One night Freddie Quell meets Lancaster Dodd (Phillip Seymour Hoffman) onboard Dodd’s ship after drunkenly hopping on board. He comes to find out Dodd is a writer, physicist, theoretical philosopher, but above all as Dodd says, “A man.” Dodd is the leader of a group called the Cause, which is part scientology, part new age self-help psychology. Dodd takes Quell under his wing and much of the film focuses on the relationship between the two. At first it appears that Quell needs Dodd as a sort of spiritual mentor and leader to help straighten out his life, but it becomes equally apparent that Dodd needs people like Quell to give meaning to his cause. Quell is an erratic drunk while Dodd plays opposite the pendulum as a confident spiritual director. The other confusing thing is that we are never quite sure whether Dodd himself believes the spiritual gibberish he is spewing or whether Quell believes it. At first it appears so, but after Quell leaves the group and we experience Dodd having an outburst at one of his followers for wanting to learn more, we are not quite sure who believes anything.

 

Though the film alludes to scientology and cultish behavior, Anderson seems indifferent to either debunking or proving any sort of religious or cultish behavior.
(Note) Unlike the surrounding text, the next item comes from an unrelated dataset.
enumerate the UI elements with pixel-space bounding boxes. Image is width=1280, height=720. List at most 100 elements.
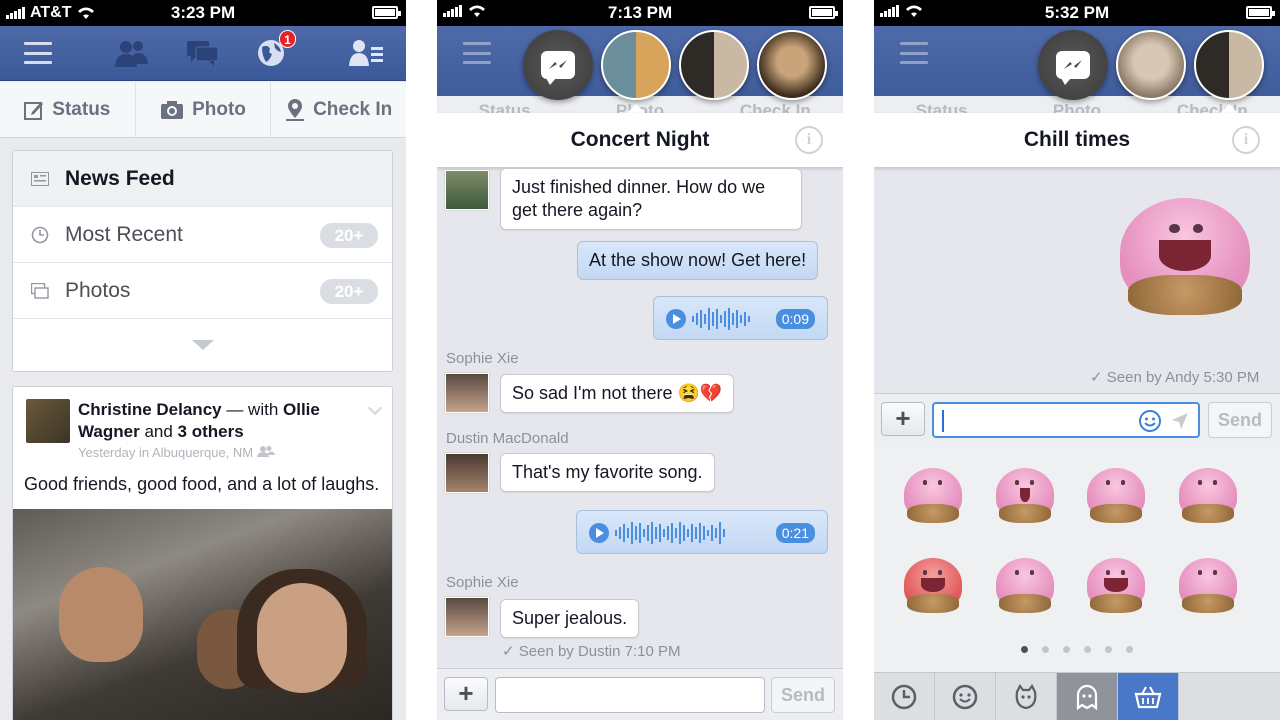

There are some wonderful moments that show how cults function—the charismatic leadership of Dodd, Quells desire to belong to the group, and the certain amount of manipulation and guilt tripping for not giving enough to the group—but as soon as we think this is a film about a cult, it becomes a film not about cults at all.

 

Interesting note: There is a lot of nudity and I’m not sure what that’s about either.

 

Another interesting thing: there is no concrete setting. The time is Post World War II, but the members of the cause bounce around from city to city never staying in one place. There are mentions of New York and London, but it is another way in which Anderson seems to take out the ground beneath our feet. For as dark and morally muddled as There Will Be Blood was, there was a concrete setting and a concrete conflict between the two main characters that grounded us into the film. The Master ends as elusive as it begins.

 

The directing, writing, camera work, and acting top any other film of the year, yet the film is undoubtedly the most inaccessible of the year. Either Anderson’s film is supposed to be vague and indecipherable, or he one of those people who knows what it means and likes to laugh as we all try and write reviews about it.

 

So, don’t see the film as a fun date night, rather you are going to have to approach it like some novel by Albert Camus.